The mandatory therapy sessions weren’t helping. Karen was expected to talk, but so far what she’d mostly done was be defiant and express how useless she believed the sessions would be. Shit happened in the past and shit would continue to happen. Talking about it wouldn’t help anyone, especially her. It wouldn’t bring people back that couldn’t be brought back, and it wouldn’t erase what happened to her and to the others. She didn’t have easy access what she really wanted to help deal with the aftermath, so she indulged a little more elsewhere. Not excessively so, and maybe not even noticeable to most people, but lately Karen had been helping herself one or two more drinks past the point she normally would have stopped.

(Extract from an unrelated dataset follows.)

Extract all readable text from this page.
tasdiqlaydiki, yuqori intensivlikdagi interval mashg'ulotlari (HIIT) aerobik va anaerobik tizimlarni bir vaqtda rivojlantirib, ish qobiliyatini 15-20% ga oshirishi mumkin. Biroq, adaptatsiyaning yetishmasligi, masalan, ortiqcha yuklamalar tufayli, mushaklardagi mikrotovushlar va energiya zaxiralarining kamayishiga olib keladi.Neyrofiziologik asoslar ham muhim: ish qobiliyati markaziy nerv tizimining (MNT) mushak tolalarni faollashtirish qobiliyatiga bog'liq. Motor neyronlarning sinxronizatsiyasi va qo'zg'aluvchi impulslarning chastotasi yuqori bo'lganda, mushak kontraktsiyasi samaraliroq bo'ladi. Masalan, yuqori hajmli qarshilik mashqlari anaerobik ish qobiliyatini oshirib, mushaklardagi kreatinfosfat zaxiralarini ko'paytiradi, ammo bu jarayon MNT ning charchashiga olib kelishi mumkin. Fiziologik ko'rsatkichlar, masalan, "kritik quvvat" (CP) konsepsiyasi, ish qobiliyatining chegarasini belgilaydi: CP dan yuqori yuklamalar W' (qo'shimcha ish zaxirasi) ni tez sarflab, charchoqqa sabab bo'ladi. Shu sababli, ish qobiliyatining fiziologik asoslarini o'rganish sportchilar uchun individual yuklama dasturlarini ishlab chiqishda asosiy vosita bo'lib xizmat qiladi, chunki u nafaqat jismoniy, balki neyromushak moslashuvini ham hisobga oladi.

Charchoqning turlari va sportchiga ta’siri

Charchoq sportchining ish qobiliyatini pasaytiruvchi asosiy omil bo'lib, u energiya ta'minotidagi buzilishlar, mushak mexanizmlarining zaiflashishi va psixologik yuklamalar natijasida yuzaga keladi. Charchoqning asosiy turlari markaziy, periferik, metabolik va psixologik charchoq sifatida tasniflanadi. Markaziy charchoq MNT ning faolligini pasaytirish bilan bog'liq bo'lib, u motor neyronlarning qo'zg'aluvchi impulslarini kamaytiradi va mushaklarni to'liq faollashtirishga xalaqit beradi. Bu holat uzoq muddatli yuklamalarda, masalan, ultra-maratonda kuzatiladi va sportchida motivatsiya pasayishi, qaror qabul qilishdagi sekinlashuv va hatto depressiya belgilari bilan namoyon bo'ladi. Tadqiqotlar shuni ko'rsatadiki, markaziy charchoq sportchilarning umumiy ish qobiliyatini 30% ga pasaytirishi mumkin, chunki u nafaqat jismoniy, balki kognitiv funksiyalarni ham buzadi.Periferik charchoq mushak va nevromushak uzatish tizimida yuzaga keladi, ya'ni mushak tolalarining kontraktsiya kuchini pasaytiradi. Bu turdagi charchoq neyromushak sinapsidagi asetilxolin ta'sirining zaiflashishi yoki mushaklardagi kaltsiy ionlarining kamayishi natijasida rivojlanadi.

As she wasn’t an agent or even a reserve, Karen wasn’t involved in regular training. A while back she’d started training with one or two people to make sure she could take care of herself. Most of those people had left or were sent back home, so she’d stopped. Until today. Today, she headed over to the base; not necessarily to train with someone but to instead find a release for some of her frustrations.
Most of the people in the gym and training areas she didn’t know when she first showed up. She briefly wondered if Matt would be by sometime, and he probably would eventually, but she dropped her bag next to the wall near the back of the room and strapped on the fighting gloves. Standing in front of the bag, she readied herself and stretched out her arms and neck and got to work on her own version of therapy.